Thursday, 10 December 2015

Making sense

I mentioned before this question about the age of the teacher:
Last year all 30 children in my Year 4 (Gr 3) class gave me a numerical answer to it.

This response seems so amazing to me that I was determined to do it again this year.

But first of all, yesterday, we watched the famous Asch conformity experiment:
It's now a classic psychology experiment, as Zimbardo says, and I was interested in what the class would make of it.
The experiment is so simple, that children this age can appreciate it, and the design really appealed to the class. We talked about what the results might mean

We talked about what might motivate people to just say what everyone else is saying rather than what they could plainly see. Most people thought they wouldn't do the same thing in that situation.

We talked more, and discussed how sometimes you really need to just go along with what other people are saying, even if you don't want to. Like when you want to play a game together at break time. You don't always get to play the game the others want to. But you want to play together.

We didn't really get to a conclusion, and I didn't add too much to what the class said. I would prefer the students had the chance to ponder this themselves and think their own thoughts about it.

So today I asked about the age of the teacher. I said, think about the question; if you want to, write something down. And... almost everyone wrote "30"!

Here they are:

Afterwards, I told them that I didn't think what they'd written was reasonable. They hadn't got the information to write a number down. Why should there be a link between the number of tables and chairs and the age of the teacher?
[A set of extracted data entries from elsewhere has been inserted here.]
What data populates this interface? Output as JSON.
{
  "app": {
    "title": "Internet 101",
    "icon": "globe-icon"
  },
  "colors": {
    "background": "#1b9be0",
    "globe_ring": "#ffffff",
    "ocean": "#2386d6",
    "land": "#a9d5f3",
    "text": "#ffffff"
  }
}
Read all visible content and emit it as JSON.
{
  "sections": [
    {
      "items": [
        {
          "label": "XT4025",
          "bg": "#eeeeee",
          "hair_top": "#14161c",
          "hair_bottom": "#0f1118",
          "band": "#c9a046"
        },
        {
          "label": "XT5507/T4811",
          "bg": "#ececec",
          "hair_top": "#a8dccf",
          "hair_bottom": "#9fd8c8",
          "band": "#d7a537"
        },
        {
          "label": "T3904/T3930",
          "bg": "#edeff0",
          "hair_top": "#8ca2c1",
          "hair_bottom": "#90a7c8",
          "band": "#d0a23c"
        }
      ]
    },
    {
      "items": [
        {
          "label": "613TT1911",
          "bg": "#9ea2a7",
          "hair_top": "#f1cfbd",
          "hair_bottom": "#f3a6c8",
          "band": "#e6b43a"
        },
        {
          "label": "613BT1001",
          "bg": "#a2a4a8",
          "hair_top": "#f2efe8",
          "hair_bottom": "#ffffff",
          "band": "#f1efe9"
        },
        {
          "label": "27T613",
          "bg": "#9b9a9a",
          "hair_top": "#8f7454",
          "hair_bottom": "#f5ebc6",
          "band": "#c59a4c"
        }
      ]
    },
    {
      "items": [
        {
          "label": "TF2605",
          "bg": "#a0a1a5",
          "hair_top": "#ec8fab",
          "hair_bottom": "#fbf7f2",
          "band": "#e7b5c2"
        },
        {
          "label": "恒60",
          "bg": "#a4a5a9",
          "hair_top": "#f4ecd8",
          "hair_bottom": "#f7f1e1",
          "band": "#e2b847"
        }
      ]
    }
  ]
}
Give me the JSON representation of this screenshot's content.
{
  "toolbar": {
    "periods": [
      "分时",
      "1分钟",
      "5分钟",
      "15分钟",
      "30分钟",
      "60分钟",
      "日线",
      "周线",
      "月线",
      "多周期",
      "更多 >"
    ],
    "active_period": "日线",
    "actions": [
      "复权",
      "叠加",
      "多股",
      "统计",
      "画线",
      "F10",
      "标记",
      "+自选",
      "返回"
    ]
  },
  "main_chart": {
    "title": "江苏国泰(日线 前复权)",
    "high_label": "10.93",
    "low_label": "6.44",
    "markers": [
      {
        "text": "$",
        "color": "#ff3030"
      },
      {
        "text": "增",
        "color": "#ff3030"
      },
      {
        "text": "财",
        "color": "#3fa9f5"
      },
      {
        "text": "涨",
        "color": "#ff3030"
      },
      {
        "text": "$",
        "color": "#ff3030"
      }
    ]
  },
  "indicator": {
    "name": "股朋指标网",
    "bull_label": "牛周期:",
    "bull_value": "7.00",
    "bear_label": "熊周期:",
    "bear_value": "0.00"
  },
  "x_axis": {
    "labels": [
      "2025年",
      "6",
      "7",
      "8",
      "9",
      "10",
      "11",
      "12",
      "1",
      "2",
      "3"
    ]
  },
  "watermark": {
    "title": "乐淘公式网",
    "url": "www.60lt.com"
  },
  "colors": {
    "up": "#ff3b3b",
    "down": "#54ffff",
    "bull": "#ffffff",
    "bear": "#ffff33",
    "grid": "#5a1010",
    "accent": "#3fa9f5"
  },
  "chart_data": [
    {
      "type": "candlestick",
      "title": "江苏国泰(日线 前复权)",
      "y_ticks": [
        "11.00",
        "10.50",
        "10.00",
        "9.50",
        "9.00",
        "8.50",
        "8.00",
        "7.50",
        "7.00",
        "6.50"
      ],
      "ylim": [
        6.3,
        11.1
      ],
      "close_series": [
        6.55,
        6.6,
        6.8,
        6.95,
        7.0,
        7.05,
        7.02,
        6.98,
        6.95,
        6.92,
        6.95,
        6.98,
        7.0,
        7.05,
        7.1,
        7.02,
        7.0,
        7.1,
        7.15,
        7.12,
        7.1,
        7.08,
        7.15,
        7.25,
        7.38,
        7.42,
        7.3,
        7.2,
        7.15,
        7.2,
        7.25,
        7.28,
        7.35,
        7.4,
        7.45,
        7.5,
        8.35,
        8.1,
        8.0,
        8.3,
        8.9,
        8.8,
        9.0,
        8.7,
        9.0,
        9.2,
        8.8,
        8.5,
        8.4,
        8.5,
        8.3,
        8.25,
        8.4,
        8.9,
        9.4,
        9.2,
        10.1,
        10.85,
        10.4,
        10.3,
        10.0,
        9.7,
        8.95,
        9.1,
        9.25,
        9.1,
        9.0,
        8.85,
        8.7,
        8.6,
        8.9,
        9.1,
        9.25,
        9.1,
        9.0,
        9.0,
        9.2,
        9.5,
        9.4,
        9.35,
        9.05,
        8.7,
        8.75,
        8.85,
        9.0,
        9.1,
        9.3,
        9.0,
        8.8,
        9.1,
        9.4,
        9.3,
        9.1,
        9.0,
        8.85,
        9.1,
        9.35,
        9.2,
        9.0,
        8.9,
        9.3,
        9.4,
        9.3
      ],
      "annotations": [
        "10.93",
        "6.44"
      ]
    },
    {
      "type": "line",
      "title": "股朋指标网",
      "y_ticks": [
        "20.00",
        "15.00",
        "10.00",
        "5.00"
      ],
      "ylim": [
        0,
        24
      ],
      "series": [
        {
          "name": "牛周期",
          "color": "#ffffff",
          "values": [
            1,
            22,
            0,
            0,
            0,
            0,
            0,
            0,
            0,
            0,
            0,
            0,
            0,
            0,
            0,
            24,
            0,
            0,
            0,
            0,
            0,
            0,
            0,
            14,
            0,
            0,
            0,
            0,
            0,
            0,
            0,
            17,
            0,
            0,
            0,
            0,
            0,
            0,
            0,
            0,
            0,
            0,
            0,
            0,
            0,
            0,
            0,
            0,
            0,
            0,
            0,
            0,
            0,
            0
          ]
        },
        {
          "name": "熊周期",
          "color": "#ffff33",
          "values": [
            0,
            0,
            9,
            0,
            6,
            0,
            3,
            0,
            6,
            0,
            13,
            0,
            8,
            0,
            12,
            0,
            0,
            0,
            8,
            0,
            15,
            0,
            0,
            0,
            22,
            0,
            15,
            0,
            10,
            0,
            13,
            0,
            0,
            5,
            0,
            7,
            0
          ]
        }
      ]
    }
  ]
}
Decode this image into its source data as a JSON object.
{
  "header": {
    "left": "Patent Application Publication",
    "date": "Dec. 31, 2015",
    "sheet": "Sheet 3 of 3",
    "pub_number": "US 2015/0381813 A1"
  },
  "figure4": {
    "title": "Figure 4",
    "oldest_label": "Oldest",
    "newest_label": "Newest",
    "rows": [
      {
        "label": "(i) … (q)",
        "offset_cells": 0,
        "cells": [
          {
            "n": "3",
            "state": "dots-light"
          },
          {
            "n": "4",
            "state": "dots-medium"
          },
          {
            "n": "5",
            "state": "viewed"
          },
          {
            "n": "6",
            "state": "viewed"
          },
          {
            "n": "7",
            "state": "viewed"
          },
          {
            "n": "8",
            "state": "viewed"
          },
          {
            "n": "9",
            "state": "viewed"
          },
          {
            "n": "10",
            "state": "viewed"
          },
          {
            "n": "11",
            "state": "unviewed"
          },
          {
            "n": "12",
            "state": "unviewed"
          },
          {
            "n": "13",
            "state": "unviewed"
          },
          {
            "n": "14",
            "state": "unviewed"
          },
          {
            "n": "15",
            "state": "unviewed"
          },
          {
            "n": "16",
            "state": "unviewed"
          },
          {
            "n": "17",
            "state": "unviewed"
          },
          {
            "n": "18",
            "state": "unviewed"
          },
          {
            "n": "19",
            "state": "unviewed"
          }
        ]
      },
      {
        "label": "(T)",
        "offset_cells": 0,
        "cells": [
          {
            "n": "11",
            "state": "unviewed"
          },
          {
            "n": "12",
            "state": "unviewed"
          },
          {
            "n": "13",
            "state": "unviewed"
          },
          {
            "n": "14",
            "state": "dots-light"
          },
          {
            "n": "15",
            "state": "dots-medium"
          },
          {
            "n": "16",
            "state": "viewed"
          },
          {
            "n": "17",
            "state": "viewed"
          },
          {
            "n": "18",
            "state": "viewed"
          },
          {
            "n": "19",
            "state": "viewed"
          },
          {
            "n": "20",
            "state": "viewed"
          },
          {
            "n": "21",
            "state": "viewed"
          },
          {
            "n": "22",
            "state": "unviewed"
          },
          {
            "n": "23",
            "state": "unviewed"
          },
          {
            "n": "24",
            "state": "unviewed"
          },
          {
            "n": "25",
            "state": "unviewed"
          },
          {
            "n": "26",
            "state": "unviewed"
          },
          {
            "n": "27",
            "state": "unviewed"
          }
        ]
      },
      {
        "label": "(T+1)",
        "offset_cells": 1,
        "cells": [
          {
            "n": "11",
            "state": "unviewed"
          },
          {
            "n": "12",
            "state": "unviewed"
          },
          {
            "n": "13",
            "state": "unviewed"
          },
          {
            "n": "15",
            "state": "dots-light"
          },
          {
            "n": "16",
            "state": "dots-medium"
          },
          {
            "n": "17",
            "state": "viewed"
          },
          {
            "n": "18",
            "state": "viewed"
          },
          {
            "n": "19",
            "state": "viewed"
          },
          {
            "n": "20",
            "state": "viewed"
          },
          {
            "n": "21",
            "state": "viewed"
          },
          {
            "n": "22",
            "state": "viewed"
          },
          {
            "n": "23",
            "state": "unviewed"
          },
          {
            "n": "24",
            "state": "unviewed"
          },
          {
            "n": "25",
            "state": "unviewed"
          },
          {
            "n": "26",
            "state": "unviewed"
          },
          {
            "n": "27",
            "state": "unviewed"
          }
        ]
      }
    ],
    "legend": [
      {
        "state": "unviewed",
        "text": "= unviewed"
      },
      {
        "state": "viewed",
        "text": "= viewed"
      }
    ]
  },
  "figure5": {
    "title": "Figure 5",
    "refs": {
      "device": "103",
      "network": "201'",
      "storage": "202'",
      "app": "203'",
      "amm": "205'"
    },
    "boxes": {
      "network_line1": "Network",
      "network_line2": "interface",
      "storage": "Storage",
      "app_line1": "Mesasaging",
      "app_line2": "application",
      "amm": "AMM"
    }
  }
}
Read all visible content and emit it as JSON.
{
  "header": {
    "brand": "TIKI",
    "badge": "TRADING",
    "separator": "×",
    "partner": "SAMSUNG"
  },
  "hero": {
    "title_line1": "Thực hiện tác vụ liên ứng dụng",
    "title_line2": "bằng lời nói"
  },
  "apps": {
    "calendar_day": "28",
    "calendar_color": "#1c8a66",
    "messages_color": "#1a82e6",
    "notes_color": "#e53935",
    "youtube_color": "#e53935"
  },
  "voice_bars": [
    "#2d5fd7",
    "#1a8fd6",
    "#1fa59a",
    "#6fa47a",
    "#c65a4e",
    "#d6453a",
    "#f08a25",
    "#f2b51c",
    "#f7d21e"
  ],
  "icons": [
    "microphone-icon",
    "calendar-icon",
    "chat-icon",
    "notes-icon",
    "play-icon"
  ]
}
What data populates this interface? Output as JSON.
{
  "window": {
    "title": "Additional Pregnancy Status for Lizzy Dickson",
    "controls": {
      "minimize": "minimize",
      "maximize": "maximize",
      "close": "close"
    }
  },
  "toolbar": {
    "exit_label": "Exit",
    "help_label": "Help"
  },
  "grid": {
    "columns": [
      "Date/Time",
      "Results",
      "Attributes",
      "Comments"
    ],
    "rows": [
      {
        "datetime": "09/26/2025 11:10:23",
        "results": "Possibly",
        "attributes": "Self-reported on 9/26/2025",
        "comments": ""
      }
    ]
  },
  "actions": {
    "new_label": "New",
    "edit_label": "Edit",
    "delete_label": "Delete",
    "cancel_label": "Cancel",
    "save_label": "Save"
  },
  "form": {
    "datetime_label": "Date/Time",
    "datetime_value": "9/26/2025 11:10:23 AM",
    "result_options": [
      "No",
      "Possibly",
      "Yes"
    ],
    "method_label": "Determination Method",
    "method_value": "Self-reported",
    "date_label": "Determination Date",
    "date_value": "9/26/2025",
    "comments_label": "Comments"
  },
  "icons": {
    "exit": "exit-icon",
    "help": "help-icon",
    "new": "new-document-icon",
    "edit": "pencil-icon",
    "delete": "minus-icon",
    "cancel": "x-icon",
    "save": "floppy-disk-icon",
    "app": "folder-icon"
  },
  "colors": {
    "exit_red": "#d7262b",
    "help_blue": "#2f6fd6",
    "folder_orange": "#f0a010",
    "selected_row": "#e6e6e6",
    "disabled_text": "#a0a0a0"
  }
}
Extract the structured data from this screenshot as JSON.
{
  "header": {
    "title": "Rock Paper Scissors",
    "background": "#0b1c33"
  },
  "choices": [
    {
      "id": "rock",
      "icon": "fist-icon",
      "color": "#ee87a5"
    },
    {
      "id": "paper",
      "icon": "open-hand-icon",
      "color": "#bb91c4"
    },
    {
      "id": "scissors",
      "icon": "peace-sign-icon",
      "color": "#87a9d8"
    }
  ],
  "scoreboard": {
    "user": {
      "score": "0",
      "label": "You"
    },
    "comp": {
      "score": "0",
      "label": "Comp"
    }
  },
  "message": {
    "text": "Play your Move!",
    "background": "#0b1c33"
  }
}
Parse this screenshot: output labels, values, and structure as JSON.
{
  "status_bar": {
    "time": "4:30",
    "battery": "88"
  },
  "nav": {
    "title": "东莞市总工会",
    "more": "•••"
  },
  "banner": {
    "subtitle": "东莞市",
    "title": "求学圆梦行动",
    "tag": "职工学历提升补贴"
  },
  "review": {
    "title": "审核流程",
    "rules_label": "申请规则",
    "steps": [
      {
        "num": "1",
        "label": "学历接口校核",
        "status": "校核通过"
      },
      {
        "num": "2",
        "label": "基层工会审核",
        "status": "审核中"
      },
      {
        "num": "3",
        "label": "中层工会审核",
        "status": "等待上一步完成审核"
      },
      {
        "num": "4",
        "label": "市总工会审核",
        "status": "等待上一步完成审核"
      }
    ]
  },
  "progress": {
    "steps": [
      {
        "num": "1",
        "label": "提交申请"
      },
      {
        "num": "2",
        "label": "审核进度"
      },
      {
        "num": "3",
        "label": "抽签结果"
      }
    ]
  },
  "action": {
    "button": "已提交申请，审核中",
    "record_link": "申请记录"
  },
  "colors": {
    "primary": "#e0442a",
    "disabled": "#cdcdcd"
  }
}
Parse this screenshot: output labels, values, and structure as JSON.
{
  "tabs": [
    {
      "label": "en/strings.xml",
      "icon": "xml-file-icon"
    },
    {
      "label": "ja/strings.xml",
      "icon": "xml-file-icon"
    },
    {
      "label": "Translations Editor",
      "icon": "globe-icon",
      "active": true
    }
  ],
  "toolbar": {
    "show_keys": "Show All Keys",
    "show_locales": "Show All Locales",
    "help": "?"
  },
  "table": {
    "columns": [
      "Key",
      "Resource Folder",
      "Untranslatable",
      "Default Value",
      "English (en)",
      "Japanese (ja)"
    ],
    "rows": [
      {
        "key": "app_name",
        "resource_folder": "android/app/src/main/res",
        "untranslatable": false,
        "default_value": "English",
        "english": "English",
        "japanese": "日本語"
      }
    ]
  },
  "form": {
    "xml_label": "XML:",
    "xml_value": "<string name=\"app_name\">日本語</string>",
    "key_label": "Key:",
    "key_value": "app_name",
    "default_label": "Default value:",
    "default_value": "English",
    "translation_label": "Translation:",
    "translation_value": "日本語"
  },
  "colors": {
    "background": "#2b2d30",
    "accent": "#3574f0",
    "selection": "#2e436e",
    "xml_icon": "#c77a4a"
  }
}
While the children had been answering on their whiteboards I'd overheard J saying, "But it's not true", before he wrote down 30, so I asked him now what he'd meant by that. He said he hadn't thought the question made sense. "Why did you write 30 then?" I asked. "Because I saw everyone else doing it and thought I should write something." Quite a few people sat up at this. There was some laughter of recognition. M said immediately, "It's just like that experiment with the lines."

I asked if others had thought like J who had thought that the question didn't give them enough information to have an answer. About six put their hand up. One said they didn't want to leave their whiteboard empty, and subtraction and division gave numbers that were small, and multiplication gave an answer that was too big.

As before, I told them that most people answer like this when they're given this kind of question, even older children. As a debrief, I showed them Robert Kaplinksy's video, How Old is the Shepherd?
They liked this, and I think it made them feel a bit better.

What do you think? Is there a place for this kind of mini-lesson?


  1. "Is there a place for this kind of mini-lesson?"
    These are undoubtedly the kinds of experiences that students remember when they look back on their Y4 as adults. It's am invaluable mini-lesson and a testament to teaching as developing people, not just teaching content.
    Bravo Simon!

    1. Thanks Mark. I'm not averse to a bit of social proof myself. I'd really love to think that people will remember these lessons - I'm not going to test them on anything, but I'll be looking out for signs that some of them at least have thought about it.

  2. Simon, what a treat to listen in on your class discussion! Thanks so much for including it. Absolutely there is a place for a lesson like this. It will be interesting for you to see the implications for your class moving forward.

    1. Thanks Joe. There are more and more discussions in my class these days. I still need to work on finding ways to include the 3 or 4 who often don't participate. (Short number talks are great for this, where students don't feel so exposed.)

  3. A lot of thoughts, but I'm in a rush today, so here's my top idea:
    I'd like to combine this with the information masking idea from the beginning of GF & MW's talk at NCTM Nashville: Get your model on. I bet that, if students are given the question first (how old is the teacher), then they will more comfortably reject the data as being useless.

    This could give them a good strategy for dealing with this form of bias: look at the question first, then go back. FWIW, this is a standard strategy for attacking reading comprehension standardized tests that served me well as a student.

    1. I love the notice and wonder approach - getting rid of all these confusing questions that teachers throw at kids, and getting the kids to start from where they are. However they will meet these kind of questions, so I was OK to throw that curved ball at them - to say, I suppose, watch out, make sure you understand the situation!

      And besides, life throws all sorts of non-questions, false dichotomies, and bogus choices at us - and we need often enough to unask the question.

  4. This is a fantastic read. There is such a need to help students realize it is OK to think for themselves and defend their opinions. I love what you did and would LOVE to have a conversation about this with my class.